Hi Patricia, -------- I understand about it getting you down. I have been there, quite thoroughly. The way I tend to look at it now is this:
It is as if you (any of us) are mourning something that is lost or gone. We used to be stronger, had more energy, not always in pain, and now we have lost the ability to be pain free and all the benefits that come with not having chronic pain.
When a person is in mourning, people want to tell you "it will get better", and I really hate that, because the only thing that would really make it Better is if you had back what you have lost! But what it can do --and guaranteed it does --get Different.
With grief, as with something like Fibro, the different it gets has a lot to do with acceptance of what it is. This never means apathy, nor does it imply in any way that you won't continue to do whatever you can to deal effectively with the situation, and even change it if you can. It just means you are not wasting your limited energy in anger, resentment, or depression.
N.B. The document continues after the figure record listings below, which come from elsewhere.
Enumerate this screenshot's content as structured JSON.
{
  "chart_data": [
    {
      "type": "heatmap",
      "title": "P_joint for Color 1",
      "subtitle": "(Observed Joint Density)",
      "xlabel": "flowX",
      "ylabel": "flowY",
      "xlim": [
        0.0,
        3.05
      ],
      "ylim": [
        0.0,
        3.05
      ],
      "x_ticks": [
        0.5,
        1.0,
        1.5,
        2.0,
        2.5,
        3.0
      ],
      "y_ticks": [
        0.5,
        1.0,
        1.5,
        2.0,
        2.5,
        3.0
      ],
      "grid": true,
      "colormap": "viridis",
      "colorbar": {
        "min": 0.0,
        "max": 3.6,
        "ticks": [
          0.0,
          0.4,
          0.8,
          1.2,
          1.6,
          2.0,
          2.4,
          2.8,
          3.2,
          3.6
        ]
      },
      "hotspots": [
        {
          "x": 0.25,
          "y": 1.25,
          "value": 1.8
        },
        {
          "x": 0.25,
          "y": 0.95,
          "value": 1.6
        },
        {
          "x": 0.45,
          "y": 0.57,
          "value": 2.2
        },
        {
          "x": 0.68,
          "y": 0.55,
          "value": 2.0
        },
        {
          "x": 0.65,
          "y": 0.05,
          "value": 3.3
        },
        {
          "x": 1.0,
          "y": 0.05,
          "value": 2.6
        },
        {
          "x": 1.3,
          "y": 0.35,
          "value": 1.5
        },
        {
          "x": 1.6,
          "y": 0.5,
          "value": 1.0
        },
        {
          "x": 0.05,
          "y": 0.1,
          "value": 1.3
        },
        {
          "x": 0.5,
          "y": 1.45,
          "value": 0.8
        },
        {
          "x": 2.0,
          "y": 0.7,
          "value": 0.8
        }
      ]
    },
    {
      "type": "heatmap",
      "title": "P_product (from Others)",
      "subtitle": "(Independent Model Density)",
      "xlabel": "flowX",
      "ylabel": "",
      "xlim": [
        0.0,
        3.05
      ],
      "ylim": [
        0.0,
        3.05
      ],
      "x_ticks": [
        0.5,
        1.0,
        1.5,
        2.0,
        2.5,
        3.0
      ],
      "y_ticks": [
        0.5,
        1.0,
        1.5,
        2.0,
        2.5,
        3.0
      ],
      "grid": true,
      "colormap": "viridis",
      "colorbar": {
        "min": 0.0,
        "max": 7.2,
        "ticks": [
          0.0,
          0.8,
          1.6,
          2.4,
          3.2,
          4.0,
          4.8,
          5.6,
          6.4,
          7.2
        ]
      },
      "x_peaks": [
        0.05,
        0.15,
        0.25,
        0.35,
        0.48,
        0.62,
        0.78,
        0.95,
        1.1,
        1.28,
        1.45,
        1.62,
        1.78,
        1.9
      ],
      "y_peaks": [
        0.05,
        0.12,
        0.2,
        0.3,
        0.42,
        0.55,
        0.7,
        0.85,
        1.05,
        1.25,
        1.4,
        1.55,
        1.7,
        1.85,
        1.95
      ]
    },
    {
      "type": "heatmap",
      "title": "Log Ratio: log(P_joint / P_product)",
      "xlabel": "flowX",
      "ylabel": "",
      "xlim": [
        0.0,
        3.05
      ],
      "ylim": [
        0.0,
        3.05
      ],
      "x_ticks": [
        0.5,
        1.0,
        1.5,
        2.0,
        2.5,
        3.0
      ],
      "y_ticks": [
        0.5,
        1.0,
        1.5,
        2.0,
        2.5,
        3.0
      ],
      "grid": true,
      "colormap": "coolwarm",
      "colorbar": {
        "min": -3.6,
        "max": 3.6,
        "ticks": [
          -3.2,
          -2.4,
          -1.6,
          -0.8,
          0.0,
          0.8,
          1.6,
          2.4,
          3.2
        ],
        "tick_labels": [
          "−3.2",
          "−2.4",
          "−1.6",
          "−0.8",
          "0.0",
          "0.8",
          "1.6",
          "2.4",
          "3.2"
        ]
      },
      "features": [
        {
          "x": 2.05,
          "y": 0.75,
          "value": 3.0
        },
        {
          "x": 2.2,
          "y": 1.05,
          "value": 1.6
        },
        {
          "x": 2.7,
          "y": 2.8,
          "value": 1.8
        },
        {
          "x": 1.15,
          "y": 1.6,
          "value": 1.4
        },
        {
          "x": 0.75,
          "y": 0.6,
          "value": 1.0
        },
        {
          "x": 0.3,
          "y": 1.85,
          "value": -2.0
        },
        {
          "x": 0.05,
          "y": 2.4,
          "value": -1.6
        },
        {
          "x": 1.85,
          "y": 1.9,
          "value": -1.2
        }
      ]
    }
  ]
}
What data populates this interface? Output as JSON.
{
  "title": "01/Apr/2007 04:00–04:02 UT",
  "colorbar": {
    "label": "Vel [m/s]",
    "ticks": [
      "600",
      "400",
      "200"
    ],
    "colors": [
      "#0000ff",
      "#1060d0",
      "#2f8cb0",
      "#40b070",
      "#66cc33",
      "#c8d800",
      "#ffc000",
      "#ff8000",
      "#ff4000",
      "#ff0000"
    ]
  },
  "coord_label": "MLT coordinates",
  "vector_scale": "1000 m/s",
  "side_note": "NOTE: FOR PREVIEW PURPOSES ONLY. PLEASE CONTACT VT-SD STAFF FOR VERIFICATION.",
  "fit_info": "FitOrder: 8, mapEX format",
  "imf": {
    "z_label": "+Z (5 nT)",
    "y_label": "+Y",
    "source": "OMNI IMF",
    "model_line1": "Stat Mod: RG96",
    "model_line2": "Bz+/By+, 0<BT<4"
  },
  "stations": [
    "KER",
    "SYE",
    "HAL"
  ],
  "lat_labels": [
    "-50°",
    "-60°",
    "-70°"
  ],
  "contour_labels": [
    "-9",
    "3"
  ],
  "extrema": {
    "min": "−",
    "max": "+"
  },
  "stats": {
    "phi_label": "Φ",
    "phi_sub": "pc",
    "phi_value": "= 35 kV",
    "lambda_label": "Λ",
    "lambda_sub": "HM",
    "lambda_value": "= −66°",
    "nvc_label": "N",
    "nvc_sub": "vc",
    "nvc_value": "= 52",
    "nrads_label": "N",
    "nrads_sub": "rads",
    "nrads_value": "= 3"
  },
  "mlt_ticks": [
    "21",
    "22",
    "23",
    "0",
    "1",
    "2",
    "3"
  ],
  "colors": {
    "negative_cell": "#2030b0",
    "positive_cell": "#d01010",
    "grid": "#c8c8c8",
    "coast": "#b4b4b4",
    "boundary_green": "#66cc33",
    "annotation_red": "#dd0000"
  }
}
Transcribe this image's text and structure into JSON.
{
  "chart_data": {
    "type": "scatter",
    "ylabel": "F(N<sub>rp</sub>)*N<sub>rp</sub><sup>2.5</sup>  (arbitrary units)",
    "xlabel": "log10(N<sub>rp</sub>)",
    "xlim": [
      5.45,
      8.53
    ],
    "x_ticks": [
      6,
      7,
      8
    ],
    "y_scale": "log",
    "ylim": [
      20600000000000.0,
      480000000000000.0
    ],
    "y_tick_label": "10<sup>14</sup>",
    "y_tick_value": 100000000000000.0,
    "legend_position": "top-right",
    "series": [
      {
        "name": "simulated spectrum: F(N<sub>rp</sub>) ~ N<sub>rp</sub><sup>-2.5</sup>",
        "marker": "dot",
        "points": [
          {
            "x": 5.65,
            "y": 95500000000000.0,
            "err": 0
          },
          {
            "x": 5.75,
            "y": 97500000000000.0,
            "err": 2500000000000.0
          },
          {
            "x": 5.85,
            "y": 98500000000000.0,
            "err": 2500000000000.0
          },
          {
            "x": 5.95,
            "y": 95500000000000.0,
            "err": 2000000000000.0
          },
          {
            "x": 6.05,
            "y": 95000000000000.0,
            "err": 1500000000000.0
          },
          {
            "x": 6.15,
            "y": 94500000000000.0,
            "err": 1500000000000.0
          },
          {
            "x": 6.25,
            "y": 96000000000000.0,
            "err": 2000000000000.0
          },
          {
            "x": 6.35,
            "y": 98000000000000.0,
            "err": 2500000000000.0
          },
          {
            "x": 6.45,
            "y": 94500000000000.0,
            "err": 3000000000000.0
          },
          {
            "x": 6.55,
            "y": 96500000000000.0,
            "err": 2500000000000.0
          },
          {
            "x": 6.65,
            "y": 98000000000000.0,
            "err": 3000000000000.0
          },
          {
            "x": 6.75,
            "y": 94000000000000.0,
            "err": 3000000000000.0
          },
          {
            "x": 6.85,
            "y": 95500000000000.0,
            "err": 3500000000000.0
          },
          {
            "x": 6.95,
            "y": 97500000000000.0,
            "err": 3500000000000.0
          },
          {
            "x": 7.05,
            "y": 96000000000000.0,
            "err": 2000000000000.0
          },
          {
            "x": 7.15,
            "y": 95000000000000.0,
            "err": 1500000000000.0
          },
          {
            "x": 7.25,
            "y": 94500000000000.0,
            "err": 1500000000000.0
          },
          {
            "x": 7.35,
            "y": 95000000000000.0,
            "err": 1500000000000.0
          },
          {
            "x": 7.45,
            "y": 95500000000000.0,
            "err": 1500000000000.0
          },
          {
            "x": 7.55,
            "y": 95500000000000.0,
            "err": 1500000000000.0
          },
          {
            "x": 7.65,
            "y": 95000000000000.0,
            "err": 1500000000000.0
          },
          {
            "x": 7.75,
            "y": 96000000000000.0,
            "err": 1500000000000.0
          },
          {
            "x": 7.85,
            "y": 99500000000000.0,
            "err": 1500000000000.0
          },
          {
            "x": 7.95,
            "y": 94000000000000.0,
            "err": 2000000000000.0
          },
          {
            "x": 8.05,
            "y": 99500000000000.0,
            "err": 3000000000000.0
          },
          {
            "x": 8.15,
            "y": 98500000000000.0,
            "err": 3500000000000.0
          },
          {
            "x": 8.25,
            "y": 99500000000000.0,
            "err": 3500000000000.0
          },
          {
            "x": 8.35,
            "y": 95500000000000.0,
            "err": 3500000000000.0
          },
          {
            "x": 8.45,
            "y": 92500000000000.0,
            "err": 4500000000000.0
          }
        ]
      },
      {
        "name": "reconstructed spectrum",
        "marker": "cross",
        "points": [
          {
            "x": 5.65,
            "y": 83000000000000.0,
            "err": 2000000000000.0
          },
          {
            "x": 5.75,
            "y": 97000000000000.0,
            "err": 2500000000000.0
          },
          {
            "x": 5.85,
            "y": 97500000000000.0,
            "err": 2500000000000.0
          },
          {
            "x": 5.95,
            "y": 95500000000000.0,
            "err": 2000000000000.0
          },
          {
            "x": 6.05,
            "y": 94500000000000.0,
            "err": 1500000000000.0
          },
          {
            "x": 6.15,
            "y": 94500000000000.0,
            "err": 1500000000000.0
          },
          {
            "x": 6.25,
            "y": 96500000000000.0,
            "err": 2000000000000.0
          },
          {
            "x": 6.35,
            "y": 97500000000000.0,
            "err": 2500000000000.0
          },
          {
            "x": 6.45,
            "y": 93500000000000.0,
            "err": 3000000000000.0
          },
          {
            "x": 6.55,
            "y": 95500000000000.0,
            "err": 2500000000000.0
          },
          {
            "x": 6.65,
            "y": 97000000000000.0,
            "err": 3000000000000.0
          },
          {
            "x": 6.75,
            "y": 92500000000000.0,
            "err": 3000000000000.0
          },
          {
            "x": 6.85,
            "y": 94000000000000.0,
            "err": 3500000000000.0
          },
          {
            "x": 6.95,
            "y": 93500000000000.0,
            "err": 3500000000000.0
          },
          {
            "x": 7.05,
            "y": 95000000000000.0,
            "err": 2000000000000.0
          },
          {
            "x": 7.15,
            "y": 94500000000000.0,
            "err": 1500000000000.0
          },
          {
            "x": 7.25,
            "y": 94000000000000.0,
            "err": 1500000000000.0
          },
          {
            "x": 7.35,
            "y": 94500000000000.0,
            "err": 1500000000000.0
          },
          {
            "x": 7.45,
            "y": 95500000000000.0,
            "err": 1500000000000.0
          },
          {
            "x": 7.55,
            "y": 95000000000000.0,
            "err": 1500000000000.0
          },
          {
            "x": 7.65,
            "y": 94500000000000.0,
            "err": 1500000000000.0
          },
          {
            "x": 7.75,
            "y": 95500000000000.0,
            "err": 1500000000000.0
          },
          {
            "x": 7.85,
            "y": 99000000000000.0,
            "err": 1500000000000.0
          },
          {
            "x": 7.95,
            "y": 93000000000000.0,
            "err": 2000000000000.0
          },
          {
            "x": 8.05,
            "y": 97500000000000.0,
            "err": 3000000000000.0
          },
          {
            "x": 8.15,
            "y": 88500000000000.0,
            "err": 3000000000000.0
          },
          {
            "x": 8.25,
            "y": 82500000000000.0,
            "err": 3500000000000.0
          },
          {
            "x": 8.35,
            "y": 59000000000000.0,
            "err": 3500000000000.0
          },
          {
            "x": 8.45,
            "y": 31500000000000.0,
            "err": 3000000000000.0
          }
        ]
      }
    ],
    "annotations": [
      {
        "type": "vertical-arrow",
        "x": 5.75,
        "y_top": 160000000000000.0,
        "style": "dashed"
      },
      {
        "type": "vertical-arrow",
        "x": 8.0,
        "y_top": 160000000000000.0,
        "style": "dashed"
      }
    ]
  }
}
Depression is the worst because the hardest to throw off. I have a lot of experience with it. What I have found is that my best defense with that is actually kind of an offense, which for me means very regularly doing things that get me out of my head and get my body moving. So, walking, dancing, hiking, and not allowing myself to think about what is depressing while I am doing those things. For you it is your own thing --whatever brings you some peace, and gets your body moving.
As Sabrina says, getting down is all part of processing this thing and is really unavoidable at first. But you can learn to manage that, same as managing the pain. We are here to help.